Читать книгу Новые работы 2003—2006 - Мариэтта Чудакова - Страница 15
I
НА ПОЛЯХ КНИГИ М. ОКУТЮРЬЕ «LE RÉALISME SOCIALISTE»
1
ОглавлениеПочти четверть века назад один молодой исследователь в предисловии к своей довольно толстой книге написал о докладе М. Окутюрье на Пастернаковском коллоквиуме 1975 года: «Наша книга – не более чем развитие основной идеи этого поворотного в пастернаковедении исследования».[269] Не каждый доклад может похвастаться такой карьерой.
И автор этой статьи тоже многим обязан строкам из того же блестящего доклада, процитированным в соответствующем месте.[270]

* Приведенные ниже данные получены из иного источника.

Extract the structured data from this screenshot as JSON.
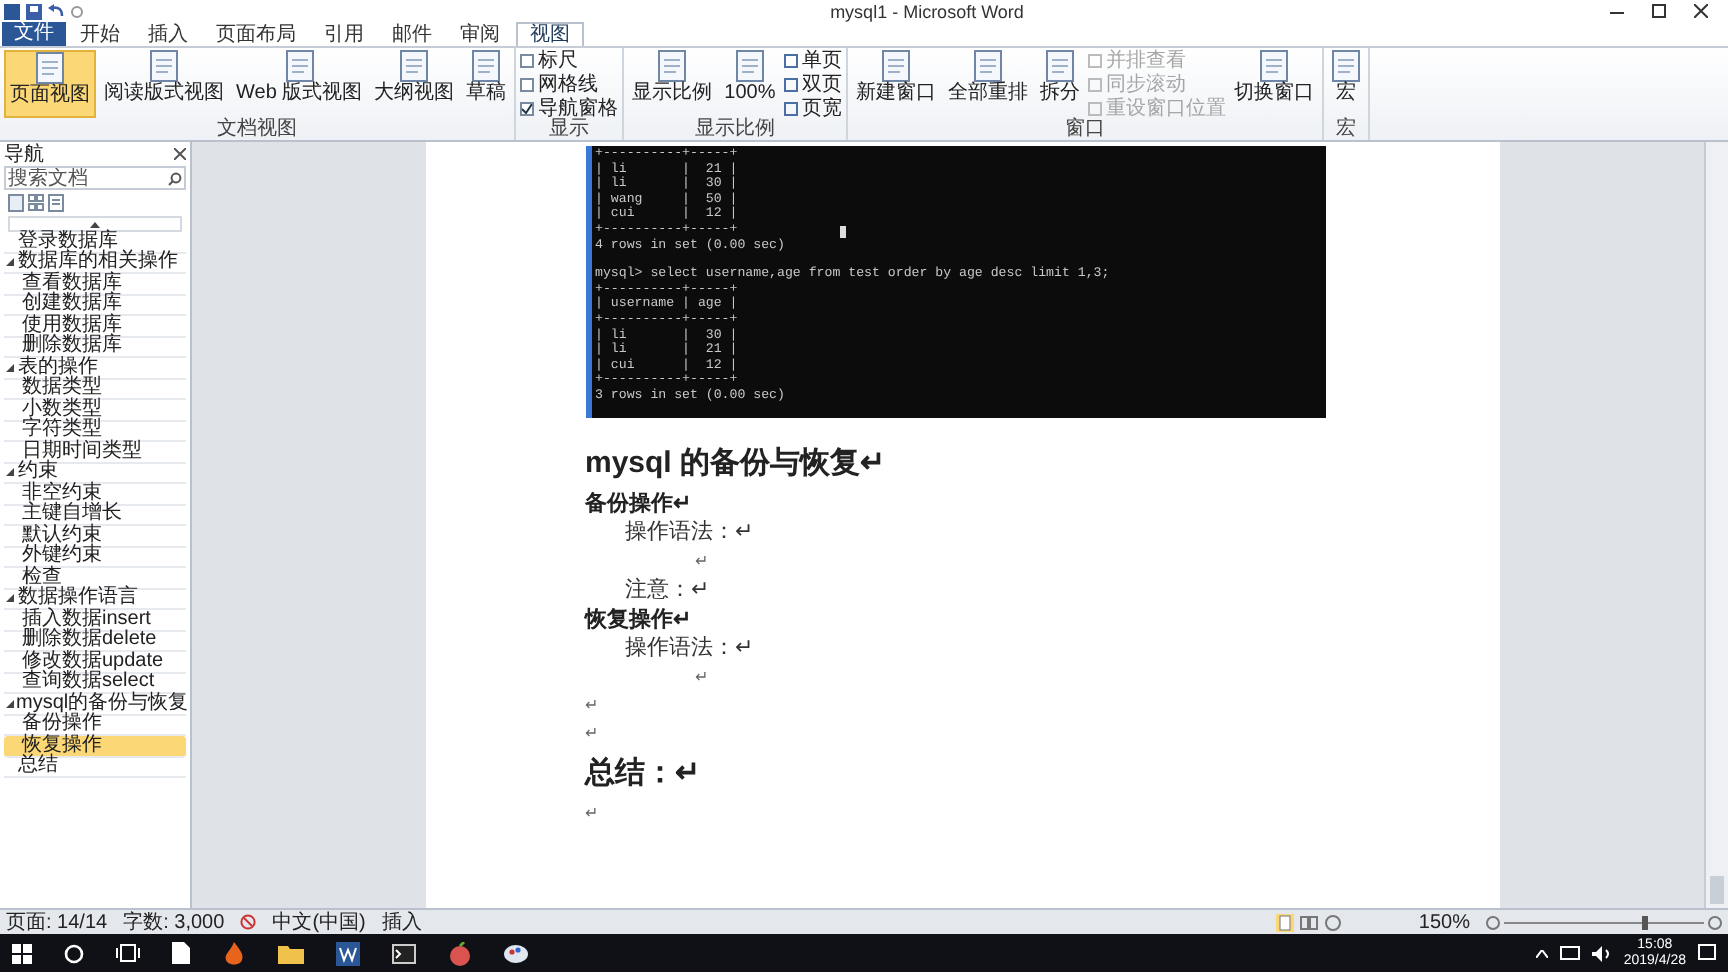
{
  "window": {
    "title": "mysql1 - Microsoft Word"
  },
  "ribbon": {
    "tabs": [
      {
        "label": "文件",
        "kind": "file"
      },
      {
        "label": "开始",
        "selected": false,
        "kind": "tab"
      },
      {
        "label": "插入",
        "selected": false,
        "kind": "tab"
      },
      {
        "label": "页面布局",
        "selected": false,
        "kind": "tab"
      },
      {
        "label": "引用",
        "selected": false,
        "kind": "tab"
      },
      {
        "label": "邮件",
        "selected": false,
        "kind": "tab"
      },
      {
        "label": "审阅",
        "selected": false,
        "kind": "tab"
      },
      {
        "label": "视图",
        "selected": true,
        "kind": "tab"
      }
    ],
    "groups": [
      {
        "label": "文档视图",
        "items": [
          {
            "kind": "large",
            "label": "页面视图",
            "selected": true
          },
          {
            "kind": "large",
            "label": "阅读版式视图",
            "selected": false
          },
          {
            "kind": "large",
            "label": "Web 版式视图",
            "selected": false
          },
          {
            "kind": "large",
            "label": "大纲视图",
            "selected": false
          },
          {
            "kind": "large",
            "label": "草稿",
            "selected": false
          }
        ]
      },
      {
        "label": "显示",
        "items": [
          {
            "kind": "check",
            "label": "标尺",
            "checked": false
          },
          {
            "kind": "check",
            "label": "网格线",
            "checked": false
          },
          {
            "kind": "check",
            "label": "导航窗格",
            "checked": true
          }
        ]
      },
      {
        "label": "显示比例",
        "items": [
          {
            "kind": "large",
            "label": "显示比例",
            "selected": false
          },
          {
            "kind": "large",
            "label": "100%",
            "selected": false
          },
          {
            "kind": "small",
            "label": "单页",
            "disabled": false
          },
          {
            "kind": "small",
            "label": "双页",
            "disabled": false
          },
          {
            "kind": "small",
            "label": "页宽",
            "disabled": false
          }
        ]
      },
      {
        "label": "窗口",
        "items": [
          {
            "kind": "large",
            "label": "新建窗口",
            "selected": false
          },
          {
            "kind": "large",
            "label": "全部重排",
            "selected": false
          },
          {
            "kind": "large",
            "label": "拆分",
            "selected": false
          },
          {
            "kind": "small",
            "label": "并排查看",
            "disabled": true
          },
          {
            "kind": "small",
            "label": "同步滚动",
            "disabled": true
          },
          {
            "kind": "small",
            "label": "重设窗口位置",
            "disabled": true
          },
          {
            "kind": "large",
            "label": "切换窗口",
            "selected": false
          }
        ]
      },
      {
        "label": "宏",
        "items": [
          {
            "kind": "large",
            "label": "宏",
            "selected": false
          }
        ]
      }
    ]
  },
  "navigation": {
    "title": "导航",
    "search": {
      "placeholder": "搜索文档"
    },
    "headings": [
      {
        "label": "登录数据库",
        "selected": false
      },
      {
        "label": "数据库的相关操作",
        "selected": false,
        "expanded": true,
        "children": [
          {
            "label": "查看数据库",
            "selected": false
          },
          {
            "label": "创建数据库",
            "selected": false
          },
          {
            "label": "使用数据库",
            "selected": false
          },
          {
            "label": "删除数据库",
            "selected": false
          }
        ]
      },
      {
        "label": "表的操作",
        "selected": false,
        "expanded": true,
        "children": [
          {
            "label": "数据类型",
            "selected": false
          },
          {
            "label": "小数类型",
            "selected": false
          },
          {
            "label": "字符类型",
            "selected": false
          },
          {
            "label": "日期时间类型",
            "selected": false
          }
        ]
      },
      {
        "label": "约束",
        "selected": false,
        "expanded": true,
        "children": [
          {
            "label": "非空约束",
            "selected": false
          },
          {
            "label": "主键自增长",
            "selected": false
          },
          {
            "label": "默认约束",
            "selected": false
          },
          {
            "label": "外键约束",
            "selected": false
          },
          {
            "label": "检查",
            "selected": false
          }
        ]
      },
      {
        "label": "数据操作语言",
        "selected": false,
        "expanded": true,
        "children": [
          {
            "label": "插入数据insert",
            "selected": false
          },
          {
            "label": "删除数据delete",
            "selected": false
          },
          {
            "label": "修改数据update",
            "selected": false
          },
          {
            "label": "查询数据select",
            "selected": false
          }
        ]
      },
      {
        "label": "mysql的备份与恢复",
        "selected": false,
        "expanded": true,
        "children": [
          {
            "label": "备份操作",
            "selected": false
          },
          {
            "label": "恢复操作",
            "selected": true
          }
        ]
      },
      {
        "label": "总结",
        "selected": false
      }
    ]
  },
  "document": {
    "terminal_blocks": [
      [
        "+----------+-----+",
        "| li       |  21 |",
        "| li       |  30 |",
        "| wang     |  50 |",
        "| cui      |  12 |",
        "+----------+-----+",
        "4 rows in set (0.00 sec)"
      ],
      [
        "mysql> select username,age from test order by age desc limit 1,3;",
        "+----------+-----+",
        "| username | age |",
        "+----------+-----+",
        "| li       |  30 |",
        "| li       |  21 |",
        "| cui      |  12 |",
        "+----------+-----+",
        "3 rows in set (0.00 sec)"
      ]
    ],
    "blocks": [
      {
        "kind": "heading1",
        "text": "mysql 的备份与恢复↵"
      },
      {
        "kind": "heading2",
        "text": "备份操作↵"
      },
      {
        "kind": "indent",
        "text": "操作语法：↵"
      },
      {
        "kind": "center",
        "text": "↵"
      },
      {
        "kind": "indent",
        "text": "注意：↵"
      },
      {
        "kind": "heading2",
        "text": "恢复操作↵"
      },
      {
        "kind": "indent",
        "text": "操作语法：↵"
      },
      {
        "kind": "center",
        "text": "↵"
      },
      {
        "kind": "body",
        "text": "↵"
      },
      {
        "kind": "body",
        "text": "↵"
      },
      {
        "kind": "heading1",
        "text": "总结：↵"
      },
      {
        "kind": "body",
        "text": "↵"
      }
    ]
  },
  "status_bar": {
    "page": "页面: 14/14",
    "words": "字数: 3,000",
    "language": "中文(中国)",
    "mode": "插入",
    "zoom": "150%",
    "zoom_slider": {
      "level": 0.7
    }
  },
  "taskbar": {
    "time": "15:08",
    "date": "2019/4/28"
  }
}
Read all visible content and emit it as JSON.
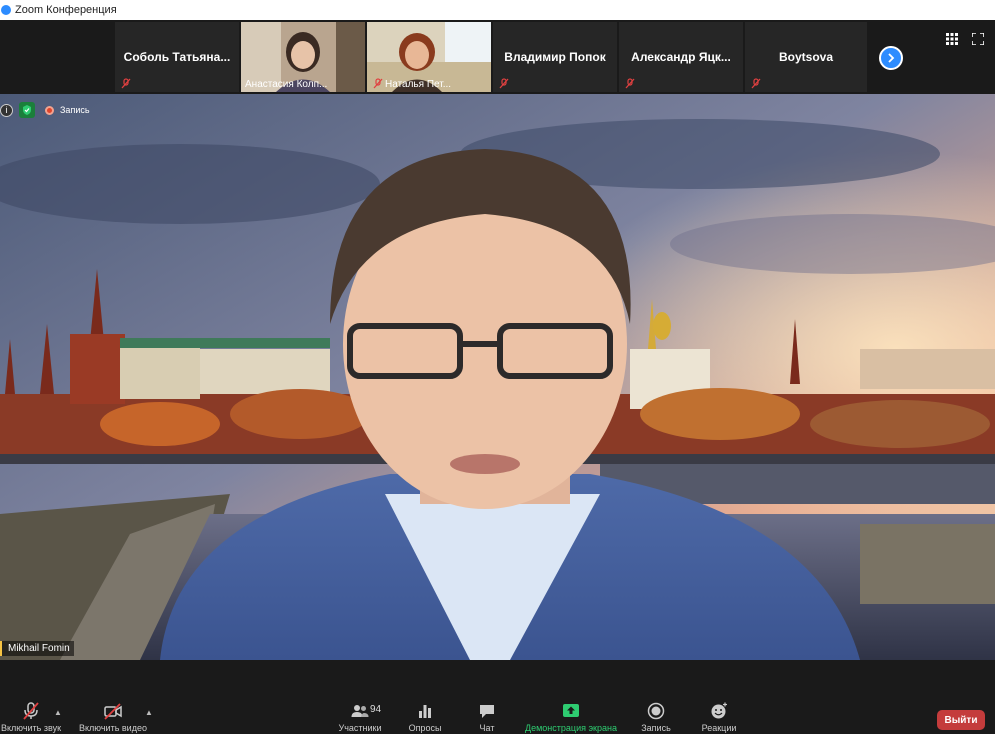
{
  "window": {
    "title": "Zoom Конференция"
  },
  "gallery": {
    "tiles": [
      {
        "name": "Соболь  Татьяна...",
        "type": "name"
      },
      {
        "name": "Анастасия Колп...",
        "type": "video"
      },
      {
        "name": "Наталья Пет...",
        "type": "video"
      },
      {
        "name": "Владимир Попок",
        "type": "name"
      },
      {
        "name": "Александр  Яцк...",
        "type": "name"
      },
      {
        "name": "Boytsova",
        "type": "name"
      }
    ]
  },
  "main": {
    "recording_label": "Запись",
    "speaker_name": "Mikhail Fomin"
  },
  "toolbar": {
    "unmute": "Включить звук",
    "start_video": "Включить видео",
    "participants": "Участники",
    "participants_count": "94",
    "polls": "Опросы",
    "chat": "Чат",
    "share_screen": "Демонстрация экрана",
    "record": "Запись",
    "reactions": "Реакции",
    "leave": "Выйти"
  },
  "colors": {
    "accent": "#2d8cff",
    "share_green": "#2ecc71",
    "leave_red": "#c43c3c",
    "muted_red": "#e04040"
  }
}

Бывают работы полезные, а бывают – и плодотворные. Как правило, работы Мишеля Окутюрье подстегивают собственную мысль читающего их. Это относится, пожалуй, прежде всего (но не только!) к работам о Пастернаке, в частности и к достаточно ранним – к той, например, где на материале трех ранних рассказов исследователь стремится показать, что «легенда о поэте», постоянно ассоциирующаяся с образом автора, – «не одна из тем среди многих, но изначальная закваска всей прозаической работы Пастернака, диктующая и оправдывающая его обращение к художественной прозе и выявляющая ее глубокую необходимость».[271] Рассмотрение «Апеллесовой черты» в избранном ракурсе приводит незаметно, но мотивированно к умелому и увлеченному анализу того демонстрируемого автором рассказа вечно удивляющего феномена, как из ничего возникает любовь, «когда случайный роман перестает быть случайным, когда шантаж уж более не шантаж, когда поза уже не поза».[272] В одной из работ исследователь показывает, что у Пастернака «превращение эроса в творческую энергию является всеобщим законом» и что, таким образом, его творчество «насквозь эротично. Но в этом отношении, пожалуй, оно не является исключением: таков общий закон лирики. У Пастернака он только, может быть, яснее осознан и ярче выражен».[273]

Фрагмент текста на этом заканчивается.